Rep. John Nygren, R-Marinette, a committee co-chair, echoed that lawmakers decided the cut didn’t provide “the best bang for your buck.”

GOP legislators at the helm of the committee also rejected a tax credit increase Walker included in his budget.

In his plan, Walker proposed increasing the earned income tax credit, a credit for low-income families. Under current law, a single parent making $18,000 would receive $139 a year from the credit, according to the Legislature’s nonpartisan budget office. Walker’s plan would have increased that to $383.

Republicans argued keeping the status quo for the tax credit would be sufficient, but Democrats said rejecting the expansion was a bad idea.

“It’s a bully move and it does not reflect the values of this state, it does not reflect the values of the people of this state,” said Sen. Jon Erpenbach, D-Middleton. “Overwhelmingly, Wisconsinites want to help people who really, truly need help.”

The committee did approve a $74.4 million annual cut to the personal property tax, a tax some businesses pay on their equipment. The cut will specifically benefit businesses that use machinery and tools, as long as those items aren’t considered “manufacturing property” under current law.

“This is a really important business asset,” Darling said. “These small business people are not wealthy people, they are middle-class people who have the burden of the personal property tax.”

Democrats pushed back on the cut.

“By committing dollars to reckless tax cuts, you’re making sure that we won’t have the money in the future,” said Rep. Gordon Hintz, D-Oshkosh.

Committee Approves Plan To Expand Special Needs Vouchers

The committee also approved another expansion of private school vouchers in the budget.

Lawmakers approved a plan that will make more students with disabilities eligible for special needs vouchers. Those vouchers allow disabled students to attend a private school of their choice, rather than their local public school.

Sen. Leah Vukmir, R-Brookfield, said the change will make things easier for parents of students with special needs.

“Why would we want to put them through more hoops and more red tape and make it more difficult for them to provide what they want most for their kids, what every parent wants most for their child,” Vukmir said.

Democrats argued the change takes money away from public schools.

Republicans have pushed to expand the private school voucher programs in various ways for years. Last month, they approved expanding income eligibility for the program from $45,000 a year for a family of four to $54,000 a year.

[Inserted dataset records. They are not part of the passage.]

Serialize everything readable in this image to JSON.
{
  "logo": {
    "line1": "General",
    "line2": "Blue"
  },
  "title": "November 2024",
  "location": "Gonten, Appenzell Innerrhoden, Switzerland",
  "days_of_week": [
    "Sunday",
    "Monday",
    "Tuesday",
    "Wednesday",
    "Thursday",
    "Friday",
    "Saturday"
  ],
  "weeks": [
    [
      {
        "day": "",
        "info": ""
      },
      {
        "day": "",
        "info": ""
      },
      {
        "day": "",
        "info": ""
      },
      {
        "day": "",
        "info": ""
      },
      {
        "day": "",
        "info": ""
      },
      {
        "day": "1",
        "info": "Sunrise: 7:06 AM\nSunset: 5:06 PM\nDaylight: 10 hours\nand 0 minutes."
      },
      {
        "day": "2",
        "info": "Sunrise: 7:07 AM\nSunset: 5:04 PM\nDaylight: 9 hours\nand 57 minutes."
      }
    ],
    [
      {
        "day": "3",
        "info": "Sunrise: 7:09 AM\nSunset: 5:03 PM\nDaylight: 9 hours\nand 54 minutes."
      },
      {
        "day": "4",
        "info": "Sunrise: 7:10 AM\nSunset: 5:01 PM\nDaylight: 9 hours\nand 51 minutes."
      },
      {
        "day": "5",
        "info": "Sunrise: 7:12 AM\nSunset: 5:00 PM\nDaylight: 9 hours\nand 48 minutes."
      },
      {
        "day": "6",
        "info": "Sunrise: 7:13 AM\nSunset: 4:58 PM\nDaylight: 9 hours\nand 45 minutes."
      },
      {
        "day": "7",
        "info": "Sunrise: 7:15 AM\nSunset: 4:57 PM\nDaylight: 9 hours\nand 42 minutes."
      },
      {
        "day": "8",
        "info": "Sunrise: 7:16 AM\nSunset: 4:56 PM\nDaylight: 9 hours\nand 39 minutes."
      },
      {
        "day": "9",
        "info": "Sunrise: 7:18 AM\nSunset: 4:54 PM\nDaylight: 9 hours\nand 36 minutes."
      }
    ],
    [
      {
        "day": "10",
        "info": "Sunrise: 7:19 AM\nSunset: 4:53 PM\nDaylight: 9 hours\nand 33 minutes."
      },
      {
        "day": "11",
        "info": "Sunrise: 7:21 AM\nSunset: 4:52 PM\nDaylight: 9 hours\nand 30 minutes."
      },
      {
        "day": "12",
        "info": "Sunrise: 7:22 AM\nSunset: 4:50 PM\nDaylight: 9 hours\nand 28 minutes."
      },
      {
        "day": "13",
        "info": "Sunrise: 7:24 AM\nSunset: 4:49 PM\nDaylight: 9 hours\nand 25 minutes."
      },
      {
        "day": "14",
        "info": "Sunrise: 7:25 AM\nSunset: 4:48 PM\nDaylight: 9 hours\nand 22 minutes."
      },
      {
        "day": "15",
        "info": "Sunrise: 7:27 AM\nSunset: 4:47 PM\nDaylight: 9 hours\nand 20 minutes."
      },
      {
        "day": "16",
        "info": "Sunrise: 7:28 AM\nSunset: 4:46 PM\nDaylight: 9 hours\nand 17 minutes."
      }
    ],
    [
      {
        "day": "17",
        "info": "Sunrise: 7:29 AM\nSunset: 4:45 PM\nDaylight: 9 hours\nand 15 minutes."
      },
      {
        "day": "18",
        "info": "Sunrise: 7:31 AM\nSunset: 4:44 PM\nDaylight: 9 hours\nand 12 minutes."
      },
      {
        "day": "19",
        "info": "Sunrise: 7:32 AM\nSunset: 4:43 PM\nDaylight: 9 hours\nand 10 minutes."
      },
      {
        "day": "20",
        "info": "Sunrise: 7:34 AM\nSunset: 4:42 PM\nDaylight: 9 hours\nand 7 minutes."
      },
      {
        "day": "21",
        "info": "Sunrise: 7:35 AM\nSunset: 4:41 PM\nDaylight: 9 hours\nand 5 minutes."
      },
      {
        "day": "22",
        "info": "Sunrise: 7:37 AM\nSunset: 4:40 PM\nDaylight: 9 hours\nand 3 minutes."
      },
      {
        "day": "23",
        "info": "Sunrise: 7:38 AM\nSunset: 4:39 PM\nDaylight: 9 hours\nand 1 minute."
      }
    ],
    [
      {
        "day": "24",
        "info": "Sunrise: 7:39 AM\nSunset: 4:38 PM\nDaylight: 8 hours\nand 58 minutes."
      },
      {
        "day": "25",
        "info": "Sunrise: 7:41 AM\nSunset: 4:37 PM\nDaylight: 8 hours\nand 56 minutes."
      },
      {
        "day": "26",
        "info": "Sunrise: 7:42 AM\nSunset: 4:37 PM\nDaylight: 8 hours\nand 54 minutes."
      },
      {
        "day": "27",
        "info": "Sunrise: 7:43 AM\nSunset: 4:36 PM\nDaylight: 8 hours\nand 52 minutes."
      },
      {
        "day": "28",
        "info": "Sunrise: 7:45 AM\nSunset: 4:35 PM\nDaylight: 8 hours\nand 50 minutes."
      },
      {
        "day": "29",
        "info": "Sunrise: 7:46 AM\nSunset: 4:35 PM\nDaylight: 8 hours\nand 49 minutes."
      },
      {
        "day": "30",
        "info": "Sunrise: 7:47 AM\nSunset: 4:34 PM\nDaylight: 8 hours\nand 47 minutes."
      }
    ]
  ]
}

Lawmakers Urge UW System Regents To Examine Faculty Workload

In their final motion on the budget, sometimes called the “999 motion,” lawmakers also revived Walker’s proposal that calls for the University of Wisconsin System Board of Regents to develop a plan for monitoring faculty teaching workloads.

Under the proposal, the Board of Regents would need to design and implement a plan for tracking faculty and instructional academic staff teaching workloads for rewarding those who teach more than a standard academic workload.

Democrats pushed back on the requirements.

“There is so much more to the day-to-day work of a professor than the amount of time spent in the classroom, so just the micromanaging alone of the university system is troublesome,” said Erpenbach.

The proposal would also require the board and UW-Madison chancellor to include data on teaching hours in annual reports to the governor and Legislature, as well as make them publicly available.

The governor has said the change would reverse a “nationwide trend where professor time in the undergraduate classroom is down while tuition has gone up.”

The budget now moves to the full Assembly and Senate for approval. The governor has said he expects to sign it before the end of summer.